Sul caso Dap Di Matteo non arretra «Ho riferito fatti, non percezioni»
Lo sfogo dell’ex pm: non so se ci siano stati condizionamenti politici. Critiche dai M5S del Csm
ROMA Chiuso al lavoro nella sede del Consiglio superiore della magistratura, Nino Di Matteo evita di tornare sulla polemica con il ministro della Giustizia Alfonso Bonafede innescata dalla telefonata in diretta tv sulla sua mancata nomina a capo del Dipartimento dell’amministrazione penitenziaria. Ma continua a ritenere di non aver sbagliato a rivelare il retroscena di due anni fa.
«Ho esposto dei fatti, non percezioni; e non faccio illazioni, ognuno può trarne le conseguenze che crede», ripete a chi gli chiede se non abbia avuto ripensamenti sull’opportunità della chiamata a Non è l’arena, su La7, a trasmissione in corso: «Era stato tirato in ballo il mio nome, e allora ho pensato che fosse giusto intervenire». Per stabilire la verità dei fatti, che invece Bonafede ha ricostruito in maniera diversa. L’accostamento con i timori dei boss per la sua nomina al ripensamento sull’incarico è la cosa che più ha indignato il ministro, ma anche di fronte a questo Di Matteo non arretra.

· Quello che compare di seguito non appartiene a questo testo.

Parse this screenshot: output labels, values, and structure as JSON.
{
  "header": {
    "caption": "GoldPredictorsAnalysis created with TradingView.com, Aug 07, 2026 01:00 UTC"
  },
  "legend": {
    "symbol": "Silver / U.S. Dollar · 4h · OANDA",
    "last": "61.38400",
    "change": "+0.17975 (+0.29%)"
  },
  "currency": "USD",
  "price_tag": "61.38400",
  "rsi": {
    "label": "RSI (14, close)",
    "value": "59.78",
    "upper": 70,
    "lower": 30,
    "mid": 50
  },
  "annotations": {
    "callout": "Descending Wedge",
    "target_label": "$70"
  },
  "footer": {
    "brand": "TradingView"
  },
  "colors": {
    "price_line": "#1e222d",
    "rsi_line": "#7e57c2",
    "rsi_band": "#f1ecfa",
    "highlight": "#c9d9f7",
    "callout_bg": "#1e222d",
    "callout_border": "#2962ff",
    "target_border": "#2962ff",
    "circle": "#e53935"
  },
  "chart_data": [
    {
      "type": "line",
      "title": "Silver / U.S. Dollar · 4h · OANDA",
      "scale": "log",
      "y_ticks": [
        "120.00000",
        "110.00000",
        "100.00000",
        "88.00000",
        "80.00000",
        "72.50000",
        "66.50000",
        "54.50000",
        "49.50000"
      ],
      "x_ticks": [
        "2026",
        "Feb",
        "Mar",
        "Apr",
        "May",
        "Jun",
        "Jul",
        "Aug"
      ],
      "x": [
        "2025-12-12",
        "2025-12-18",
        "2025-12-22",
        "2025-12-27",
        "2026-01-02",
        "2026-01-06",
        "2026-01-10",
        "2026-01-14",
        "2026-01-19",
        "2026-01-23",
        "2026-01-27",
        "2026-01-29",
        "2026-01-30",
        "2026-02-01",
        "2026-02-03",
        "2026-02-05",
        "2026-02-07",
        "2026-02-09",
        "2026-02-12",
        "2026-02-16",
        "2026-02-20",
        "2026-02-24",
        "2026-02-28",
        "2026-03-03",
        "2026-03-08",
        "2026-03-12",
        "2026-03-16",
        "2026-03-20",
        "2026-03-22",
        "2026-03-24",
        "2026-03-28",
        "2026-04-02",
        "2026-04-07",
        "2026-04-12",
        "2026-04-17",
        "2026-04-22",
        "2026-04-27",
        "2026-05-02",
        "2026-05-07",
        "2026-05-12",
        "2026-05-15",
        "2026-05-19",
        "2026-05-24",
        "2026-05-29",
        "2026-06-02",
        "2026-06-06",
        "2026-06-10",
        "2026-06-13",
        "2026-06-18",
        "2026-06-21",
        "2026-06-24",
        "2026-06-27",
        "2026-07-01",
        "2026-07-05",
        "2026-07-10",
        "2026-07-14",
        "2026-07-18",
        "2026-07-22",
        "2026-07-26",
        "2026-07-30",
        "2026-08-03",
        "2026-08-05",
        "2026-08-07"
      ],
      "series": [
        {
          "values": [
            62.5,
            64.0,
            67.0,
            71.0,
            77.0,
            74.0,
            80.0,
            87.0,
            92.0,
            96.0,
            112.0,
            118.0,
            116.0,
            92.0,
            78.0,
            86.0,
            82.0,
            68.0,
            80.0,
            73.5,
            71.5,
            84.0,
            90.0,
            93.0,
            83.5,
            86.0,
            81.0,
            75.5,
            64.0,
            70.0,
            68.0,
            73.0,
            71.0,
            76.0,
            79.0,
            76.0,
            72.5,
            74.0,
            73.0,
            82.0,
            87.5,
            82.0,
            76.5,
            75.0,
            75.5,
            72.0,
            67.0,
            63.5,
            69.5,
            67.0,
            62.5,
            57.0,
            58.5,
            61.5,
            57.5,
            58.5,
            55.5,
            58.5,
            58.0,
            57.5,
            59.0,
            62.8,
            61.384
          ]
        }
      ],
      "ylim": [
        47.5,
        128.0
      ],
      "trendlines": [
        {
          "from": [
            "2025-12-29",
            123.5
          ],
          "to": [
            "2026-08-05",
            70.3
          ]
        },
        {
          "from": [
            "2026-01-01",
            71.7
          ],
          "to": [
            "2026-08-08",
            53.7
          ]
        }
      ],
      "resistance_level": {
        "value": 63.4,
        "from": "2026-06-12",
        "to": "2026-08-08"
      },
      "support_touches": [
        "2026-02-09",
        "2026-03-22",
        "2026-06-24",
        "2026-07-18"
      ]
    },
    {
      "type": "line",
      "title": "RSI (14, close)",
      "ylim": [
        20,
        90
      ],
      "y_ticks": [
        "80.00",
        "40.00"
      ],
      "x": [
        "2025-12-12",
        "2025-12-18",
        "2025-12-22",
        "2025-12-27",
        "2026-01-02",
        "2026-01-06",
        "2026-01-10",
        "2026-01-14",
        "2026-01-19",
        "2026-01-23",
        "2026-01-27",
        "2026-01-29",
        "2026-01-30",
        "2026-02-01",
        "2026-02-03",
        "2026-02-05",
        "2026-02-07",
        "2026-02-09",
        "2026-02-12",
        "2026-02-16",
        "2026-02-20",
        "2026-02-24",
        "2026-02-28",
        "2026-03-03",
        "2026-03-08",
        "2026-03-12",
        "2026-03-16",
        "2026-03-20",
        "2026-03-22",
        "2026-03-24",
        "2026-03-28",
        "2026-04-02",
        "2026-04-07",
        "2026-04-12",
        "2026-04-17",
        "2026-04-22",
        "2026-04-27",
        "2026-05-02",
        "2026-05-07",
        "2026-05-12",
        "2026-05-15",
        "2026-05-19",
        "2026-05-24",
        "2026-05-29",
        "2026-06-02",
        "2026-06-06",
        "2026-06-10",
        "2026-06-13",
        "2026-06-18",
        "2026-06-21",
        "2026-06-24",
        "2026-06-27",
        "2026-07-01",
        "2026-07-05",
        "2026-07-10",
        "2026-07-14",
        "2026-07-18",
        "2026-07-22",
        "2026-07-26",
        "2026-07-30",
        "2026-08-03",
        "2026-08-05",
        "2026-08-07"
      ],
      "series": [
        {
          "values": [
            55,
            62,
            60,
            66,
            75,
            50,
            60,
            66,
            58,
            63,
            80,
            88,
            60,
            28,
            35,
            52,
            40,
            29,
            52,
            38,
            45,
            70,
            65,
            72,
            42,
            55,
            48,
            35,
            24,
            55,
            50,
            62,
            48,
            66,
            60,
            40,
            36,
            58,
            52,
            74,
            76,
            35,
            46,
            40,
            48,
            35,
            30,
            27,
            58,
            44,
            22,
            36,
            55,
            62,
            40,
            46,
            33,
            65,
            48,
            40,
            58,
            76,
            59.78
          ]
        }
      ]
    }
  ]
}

«Non so se sia stata una scelta autonoma o indotta da altri», ribadisce a proposito di presunte pressioni, politiche o di altro genere, ricevute da Bonafede per cambiare idea; l’aveva detto in tv e continua a ripeterlo. Lui non ha mai accusato Bonafede di essere stato intimidito, ma nelle sue riflessioni ribadisce che proprio in presenza di quelle intercettazioni in carcere «il voltafaccia del ministro» non fu un bel segnale per il contrasto alla mafia. E l’amarezza provata a giugno 2018 — quando il Guardasigilli gli disse prima «scelga lei» e l’indomani, di fronte alla sua scelta per il vertice del Dap, gli comunicò che aveva già scelto un altro — è la stessa di allora: «Io non ho secondi fini, come non ne avevo quando fui contattato dal ministro. Fu lui a cercarmi, non io. E ho ritenuto di fare quella telefonata anche perché il ministro aveva appena nominato un nuovo capo del Dap, dunque nessuno poteva più strumentalizzare le mie parole sostenendo che volessi quel posto».
Dentro il Csm, a bacchettare l’ex pm sono i tre componenti laici indicati dai Cinque Stelle (Alberto Benedetti, Filippo Donati e Fulvio Gigliotti), che accusano: «I consiglieri dovrebbero più di chiunque altro osservare continenza e cautela nell’esprimere le proprie opinioni, proprio per evitare di alimentare speculazioni e strumentalizzazioni politico-mediatiche che fanno male alla giustizia e minano l’autorevolezza del Csm».
Ma nella base del Movimento si fanno sentire i malumori per le rivelazioni di Di Matteo, sebbene lo stato maggiore del partito sia schierato con Bonafede. E il senatore grillino Nicola Morra, presidente della commissione Antimafia, prova a mediare: «Uomini come Di Matteo, eroe e galantuomo, non possono essere messi in discussione, al pari delle politiche antimafia promosse dal M5S». Il ministro riferirà in Parlamento, forse già oggi o domani, come chiesto ormai da tutti i partiti.